There is a specific psychological trap that closes once people believe intelligence has been defined. Not improved, not approximated, not extended—but captured. Once intelligence is perceived as a solved object, externalised and perfected elsewhere (in systems, institutions, or machines), the individual cognitive posture changes in a very particular way: curiosity collapses into compliance.
This is not about people becoming less capable. It is about motivation being restructured. When intelligence is framed as something that exists “over there,” already optimised and authoritative, the subjective cost of thinking rises. Why struggle, revise, hesitate, or remain uncertain when the answer is presumed to exist in completed form? What disappears is not reasoning, but epistemic tension—the felt obligation to stay open, provisional, and unfinished.

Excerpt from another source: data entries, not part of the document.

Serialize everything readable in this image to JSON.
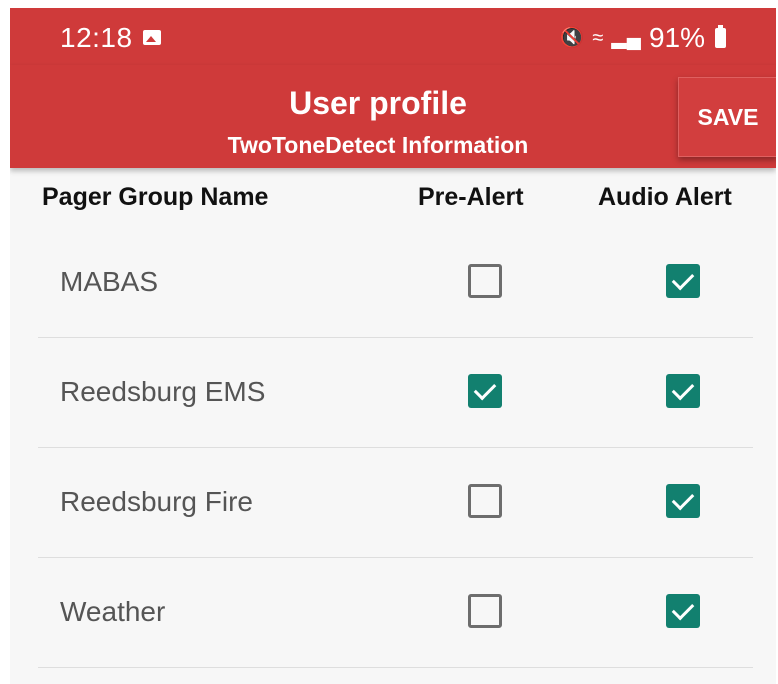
{
  "status_bar": {
    "time": "12:18",
    "battery": "91%",
    "icons": [
      "gallery-icon",
      "mute-icon",
      "wifi-icon",
      "signal-icon",
      "battery-icon"
    ]
  },
  "app_bar": {
    "title": "User profile",
    "subtitle": "TwoToneDetect Information",
    "save_label": "SAVE",
    "color": "#cf3a3a"
  },
  "table": {
    "headers": [
      "Pager Group Name",
      "Pre-Alert",
      "Audio Alert"
    ],
    "rows": [
      {
        "name": "MABAS",
        "pre_alert": false,
        "audio_alert": true
      },
      {
        "name": "Reedsburg EMS",
        "pre_alert": true,
        "audio_alert": true
      },
      {
        "name": "Reedsburg Fire",
        "pre_alert": false,
        "audio_alert": true
      },
      {
        "name": "Weather",
        "pre_alert": false,
        "audio_alert": true
      }
    ],
    "checked_color": "#12806f"
  }
}
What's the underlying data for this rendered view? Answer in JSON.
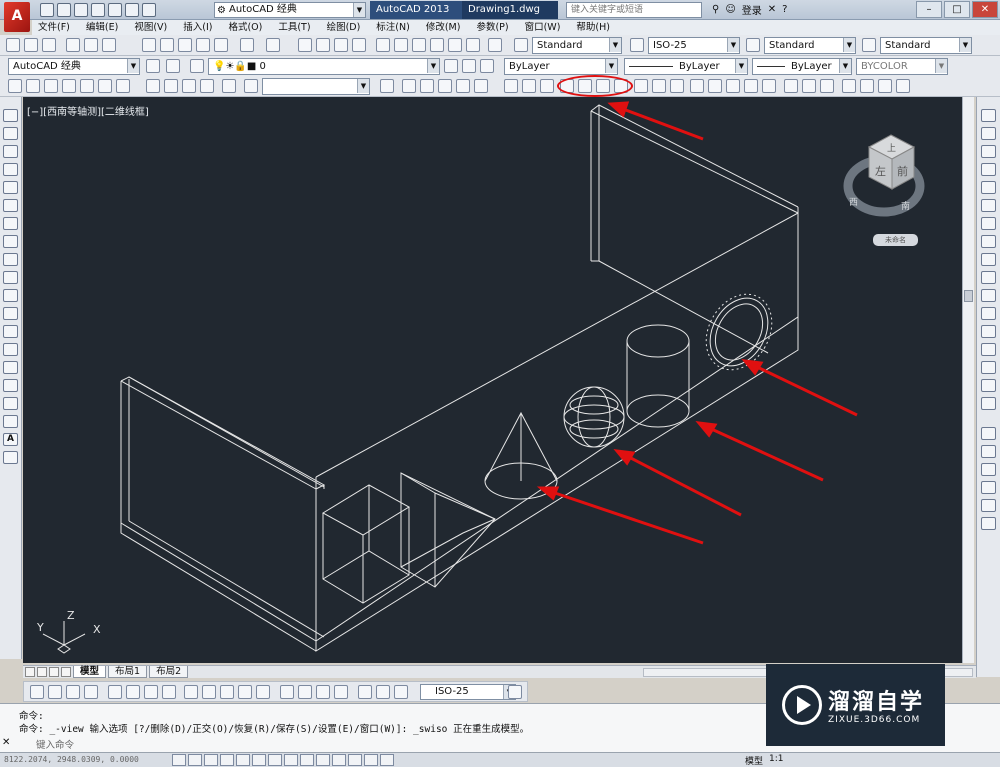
{
  "titlebar": {
    "workspace": "AutoCAD 经典",
    "app_name": "AutoCAD 2013",
    "document": "Drawing1.dwg",
    "help_search_placeholder": "键入关键字或短语",
    "login": "登录"
  },
  "menu": [
    "文件(F)",
    "编辑(E)",
    "视图(V)",
    "插入(I)",
    "格式(O)",
    "工具(T)",
    "绘图(D)",
    "标注(N)",
    "修改(M)",
    "参数(P)",
    "窗口(W)",
    "帮助(H)"
  ],
  "styles_toolbar": {
    "text_style": "Standard",
    "dim_style": "ISO-25",
    "table_style": "Standard",
    "mleader_style": "Standard"
  },
  "layers_toolbar": {
    "workspace": "AutoCAD 经典",
    "layer": "0",
    "color": "ByLayer",
    "linetype": "ByLayer",
    "lineweight": "ByLayer",
    "plotstyle": "BYCOLOR"
  },
  "viewport": {
    "label": "[−][西南等轴测][二维线框]",
    "named_view": "未命名"
  },
  "viewcube": {
    "top": "上",
    "left": "左",
    "front": "前",
    "west": "西",
    "south": "南"
  },
  "ucs": {
    "x": "X",
    "y": "Y",
    "z": "Z"
  },
  "layout_tabs": [
    "模型",
    "布局1",
    "布局2"
  ],
  "dim_toolbar": {
    "dim_style": "ISO-25"
  },
  "command": {
    "line1": "命令:",
    "line2": "命令: _-view 输入选项 [?/删除(D)/正交(O)/恢复(R)/保存(S)/设置(E)/窗口(W)]: _swiso 正在重生成模型。",
    "placeholder": "键入命令"
  },
  "statusbar": {
    "coords": "8122.2074, 2948.0309, 0.0000",
    "model": "模型",
    "scale": "1:1"
  },
  "watermark": {
    "title": "溜溜自学",
    "url": "ZIXUE.3D66.COM"
  },
  "colors": {
    "viewport_bg": "#212830",
    "wire": "#e6e6e6",
    "arrow": "#e01010"
  }
}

Psychologically, this resembles learned helplessness crossed with authority transfer. The individual no longer experiences thinking as an active, risky process, but as a retrieval problem: locate the sanctioned output, align with it, repeat it. Belief hardens because doubt is reclassified as inefficiency. Once that shift occurs, intelligence does not merely stagnate; it becomes aversive. Independent thought starts to feel like error.
This is why hype is so dangerous. It does not need to be accurate. It only needs to be convincing enough to persuade people that the hard part is over. The moment intelligence is believed to be solved, intelligence-as-practice dies. People do not notice themselves becoming more stupid because the internal signals that once marked cognitive effort—confusion, friction, uncertainty—are now interpreted as personal failure rather than necessary conditions of thought.
From that point on, the system does the thinking for them, and they experience that surrender as relief. That is the prison door. Not coercion. Not censorship. Finality. Once intelligence is treated as complete, humans are no longer participants in it. They become its audience.
And audiences, over time, do not get smarter.